Pagine

martedì 6 giugno 2023

POST COMUNISTI FILO AMERICANI
di Luigi Mazzella
 


La difficile posizione dei post-comunisti filo-statunitensi.
  
I post-comunisti italiani, capeggiati da Elly Schlein, passati dopo il crollo dell’impero sovietico a ingrossare le file dei partiti europei filo-statunitensi, oggi non sanno che pesci prendere. L’alternativa è: o quella di allearsi con i “Fratelli d’Italia” della Meloni e togliere l’ascia di guerra dalle mani della sola “pulzella della Garbatella” contraddicendo ancor più vistosamente le molteplici manifestazioni pacifiste degli anni passati (non del tutto dimenticate dagli Italiani) o seguire Francesco sulla via del “cessate il fuoco”, perdendo i benefici (economici e mass-mediatici) della sudditanza politica dagli Americani, faticosamente conseguita con le note intermediazioni di “venerati” compagni. Non v’è dubbio che la cultura, pure approssimativa, dei “post-comunisti” dovrebbe farli inclinare verso il secondo corno del dilemma.
Nel loro DNA dovrebbero essere rimaste tracce della loro avversione all’incontenibile intromissione statunitense negli affari dei Paesi dell’intero Pianeta.
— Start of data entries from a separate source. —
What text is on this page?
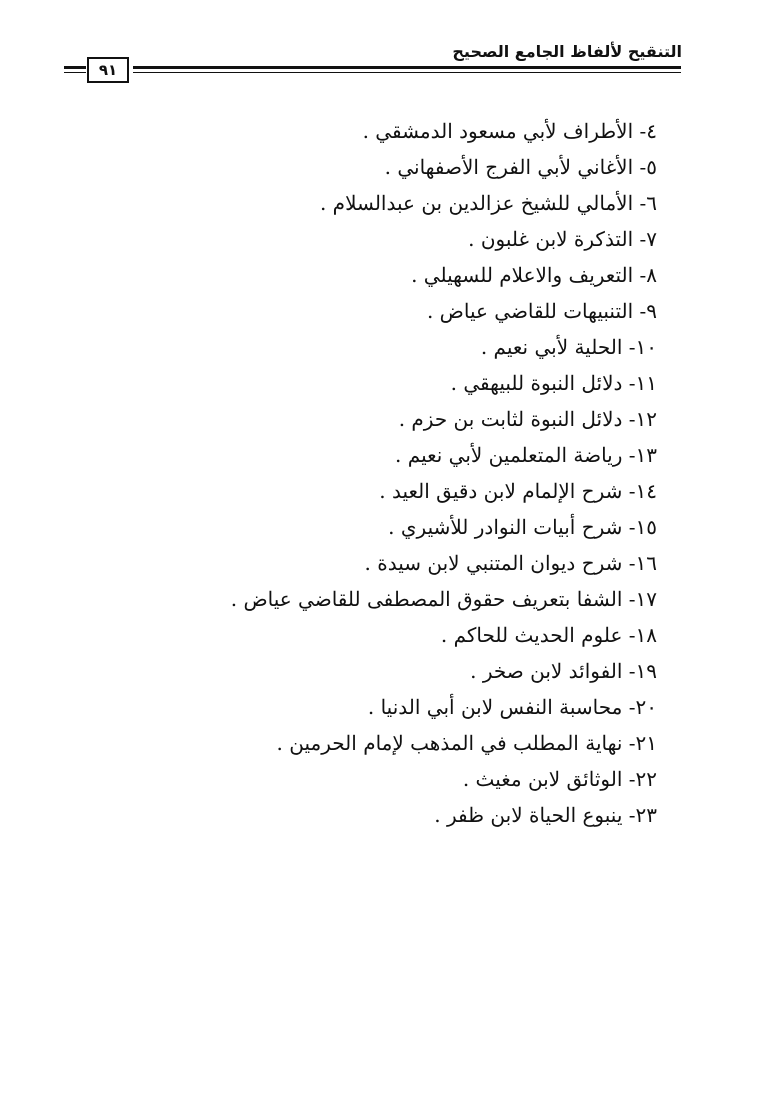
التنقيح لألفاظ الجامع الصحيح
٩١
٤- الأطراف لأبي مسعود الدمشقي .
٥- الأغاني لأبي الفرج الأصفهاني .
٦- الأمالي للشيخ عزالدين بن عبدالسلام .
٧- التذكرة لابن غلبون .
٨- التعريف والاعلام للسهيلي .
٩- التنبيهات للقاضي عياض .
١٠- الحلية لأبي نعيم .
١١- دلائل النبوة للبيهقي .
١٢- دلائل النبوة لثابت بن حزم .
١٣- رياضة المتعلمين لأبي نعيم .
١٤- شرح الإلمام لابن دقيق العيد .
١٥- شرح أبيات النوادر للأشيري .
١٦- شرح ديوان المتنبي لابن سيدة .
١٧- الشفا بتعريف حقوق المصطفى للقاضي عياض .
١٨- علوم الحديث للحاكم .
١٩- الفوائد لابن صخر .
٢٠- محاسبة النفس لابن أبي الدنيا .
٢١- نهاية المطلب في المذهب لإمام الحرمين .
٢٢- الوثائق لابن مغيث .
٢٣- ينبوع الحياة لابن ظفر .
Ai più coltivati tra essi dovrebbe essere noto che nella vecchia colonia inglese d’oltreoceano sono confluiti e risultano pesantemente presenti i tre irriducibili monoteismi religiosi mediorientali (con la loro tendenza alla locupletazione  monetaria: lobby bancaria ebraica di Wall Street, Ior cattolico e Petroldollari islamici), le derivazioni protestanti del cristianesimo (gli anglicano-calvinisti con il loro accentuato e soffocante puritanesimo, i luterani, gli evangelici, gli Avventisti, i Mormoni, i Battisti, i Pentecostali, i Metodisti),  le innumerevoli sette religiose (tra cui la temibile Scientology, responsabili di imprevedibili e ricorrenti eccidi), le Massonerie di vari riti,  gli epigoni della filosofia idealistica tedesca di fine Ottocento nelle versioni fintamente moderate di destra e di sinistra e che, in sintesi, nei confini del Nuovo Continente si annidano gli assolutismi più impermeabili del mondo, inquadrati in una finta cornice di tolleranza che ha radici vere nell’empirismo inglese, mai approdato, però,  se non per alcuni aspetti pratici, sulle coste scoperte da Cristoforo Colombo. I post-compagni non dovrebbero neppure ignorare che in America del Nord non è difficile imbattersi in mistici impazziti, fondamentalisti religiosi, antiabortisti fanatici e violenti, membri di segrete sette sataniche o hare krishna in interminabili processioni.
Sta di fatto, però che il pout-pourrì culturale (?) statunitense se ha potuto dominare l’Occidente e, dopo il crollo dell’Impero sovietico, sedurre anche loro, figli di Togliatti e Berlinguer, la causa sta nel fatto che la loro cultura di base non era e non è diversa, impastata com’è di un temperato confessionalismo religioso e di un accentuato hegelismo di sinistra. In altre parole, la cosiddetta cultura americana altro non è che una conseguenza ineliminabile della cultura Occidentale. C’è, però, un ma. Il dominio statunitense è avvenuto con la cosiddetta “politica dei due forni”. Per combattere un pericoloso nazi-fascismo, sviluppatosi nel ventre dell’Europa, l’alleanza con il “mostro” bolscevico-comunista fu essenziale e determinante. 
Oggi, però, per arginare la presenza in Europa della Russia ritenuta ancora “potenzialmente comunista”, Joe Biden fa leva sui “mostruosi” neo-nazisti di Azov utilizzati da Zelensky e su governi imperniati sull’estrema destra neo fascista (in Svezia e in Italia, a tacer d’altri). Da questo “ma” dovrebbe pur nascere qualche utile riflessione!